Although the computer vision has been found to be useful in various industries, the technology has certain limitations such as it depends on high quality data. It is essential to build a successful computer vision system with high-quality data. If the system is trained on insufficiently diverse data, it will struggle to adapt to new or slightly different images. For instance, a self-driving car system trained on images taken in sunny weather might fail in bad weather because the lightning, composition and appearance of the vehicle change with the different weather. Moreover, training the system with underrepresented data can also introduce biases. As an example, a skin cancer detection model trained on images of light-skinned patients may fail to detect cancer in patients with darker skin tones. Additionally, training and utilizing complex computer vision models require more powerful computing infrastructure. This may limit the ability of smaller organizations to access the powerful graphical processing units (GPUs) for training due to budget restrictions.
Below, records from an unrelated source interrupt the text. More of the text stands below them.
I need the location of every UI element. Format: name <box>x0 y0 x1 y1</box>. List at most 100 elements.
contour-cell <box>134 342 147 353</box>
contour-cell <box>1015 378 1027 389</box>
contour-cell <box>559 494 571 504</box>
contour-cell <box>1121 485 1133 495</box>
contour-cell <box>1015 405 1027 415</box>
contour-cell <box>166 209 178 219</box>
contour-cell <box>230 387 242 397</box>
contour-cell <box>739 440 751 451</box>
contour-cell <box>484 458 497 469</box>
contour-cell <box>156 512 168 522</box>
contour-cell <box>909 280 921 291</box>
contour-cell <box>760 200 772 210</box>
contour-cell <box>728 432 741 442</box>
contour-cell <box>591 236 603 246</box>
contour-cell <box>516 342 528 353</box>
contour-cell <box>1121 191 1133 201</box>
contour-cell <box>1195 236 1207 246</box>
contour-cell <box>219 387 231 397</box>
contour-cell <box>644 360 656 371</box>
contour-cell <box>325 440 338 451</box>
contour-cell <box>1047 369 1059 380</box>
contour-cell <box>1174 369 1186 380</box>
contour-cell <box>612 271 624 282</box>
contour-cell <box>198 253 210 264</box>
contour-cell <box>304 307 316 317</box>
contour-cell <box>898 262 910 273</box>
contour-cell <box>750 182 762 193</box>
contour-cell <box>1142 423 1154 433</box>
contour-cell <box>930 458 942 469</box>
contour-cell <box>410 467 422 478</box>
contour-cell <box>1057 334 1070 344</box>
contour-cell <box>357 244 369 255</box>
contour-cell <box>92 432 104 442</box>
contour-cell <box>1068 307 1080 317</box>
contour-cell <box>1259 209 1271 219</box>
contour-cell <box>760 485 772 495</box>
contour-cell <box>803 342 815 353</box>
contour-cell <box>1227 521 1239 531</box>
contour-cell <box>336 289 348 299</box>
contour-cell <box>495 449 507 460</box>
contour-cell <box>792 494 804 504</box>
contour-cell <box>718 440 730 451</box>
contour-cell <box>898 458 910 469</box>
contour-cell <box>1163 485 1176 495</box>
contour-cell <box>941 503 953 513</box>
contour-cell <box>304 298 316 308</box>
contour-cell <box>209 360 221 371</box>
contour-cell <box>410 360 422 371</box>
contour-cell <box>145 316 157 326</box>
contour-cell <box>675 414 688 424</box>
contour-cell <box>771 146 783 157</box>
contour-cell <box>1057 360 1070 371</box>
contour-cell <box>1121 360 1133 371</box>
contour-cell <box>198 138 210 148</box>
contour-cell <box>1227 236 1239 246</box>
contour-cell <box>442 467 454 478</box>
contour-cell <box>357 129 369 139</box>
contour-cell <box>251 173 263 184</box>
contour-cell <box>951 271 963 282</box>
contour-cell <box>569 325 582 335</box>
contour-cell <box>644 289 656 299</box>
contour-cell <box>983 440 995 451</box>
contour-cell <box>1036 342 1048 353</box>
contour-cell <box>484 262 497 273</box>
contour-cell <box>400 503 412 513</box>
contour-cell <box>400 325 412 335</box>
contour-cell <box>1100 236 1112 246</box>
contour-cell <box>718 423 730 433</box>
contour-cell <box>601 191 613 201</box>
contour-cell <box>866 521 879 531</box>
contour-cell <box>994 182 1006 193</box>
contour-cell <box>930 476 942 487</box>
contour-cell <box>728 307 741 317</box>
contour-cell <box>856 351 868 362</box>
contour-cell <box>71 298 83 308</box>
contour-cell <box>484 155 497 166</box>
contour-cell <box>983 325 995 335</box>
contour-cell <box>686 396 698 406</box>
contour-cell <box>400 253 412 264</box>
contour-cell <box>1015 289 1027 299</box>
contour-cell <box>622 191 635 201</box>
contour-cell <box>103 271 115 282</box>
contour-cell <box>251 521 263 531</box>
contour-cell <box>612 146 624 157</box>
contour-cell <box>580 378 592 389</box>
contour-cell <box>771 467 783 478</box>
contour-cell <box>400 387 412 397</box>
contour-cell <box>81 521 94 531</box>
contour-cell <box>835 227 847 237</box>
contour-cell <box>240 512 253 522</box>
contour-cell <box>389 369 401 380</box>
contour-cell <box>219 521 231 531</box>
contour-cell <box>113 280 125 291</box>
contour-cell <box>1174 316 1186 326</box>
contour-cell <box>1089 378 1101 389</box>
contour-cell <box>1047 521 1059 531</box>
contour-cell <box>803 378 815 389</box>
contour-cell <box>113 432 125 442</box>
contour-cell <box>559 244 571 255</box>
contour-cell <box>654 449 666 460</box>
In conclusion, the computer vision technology has enabled computers to analyze and interpret images as well as videos to improve safety, productivity, and decision-making across industries such as manufacturing, retail, agriculture, and healthcare. The current advances in artificial intelligence and processing power will continue to expand not only its capabilities but also its adoption. More importantly, it is crucial to know that the successful adoption of computer vision systems depends on factors such as diverse, high-quality training data and access to powerful computational resources. Last but not least, the integration of explainable AI and edge computing is needed to make computer vision models become more transparent, trustworthy, efficient, secure, and cost-effective, particularly in critical areas like healthcare, security and legal systems.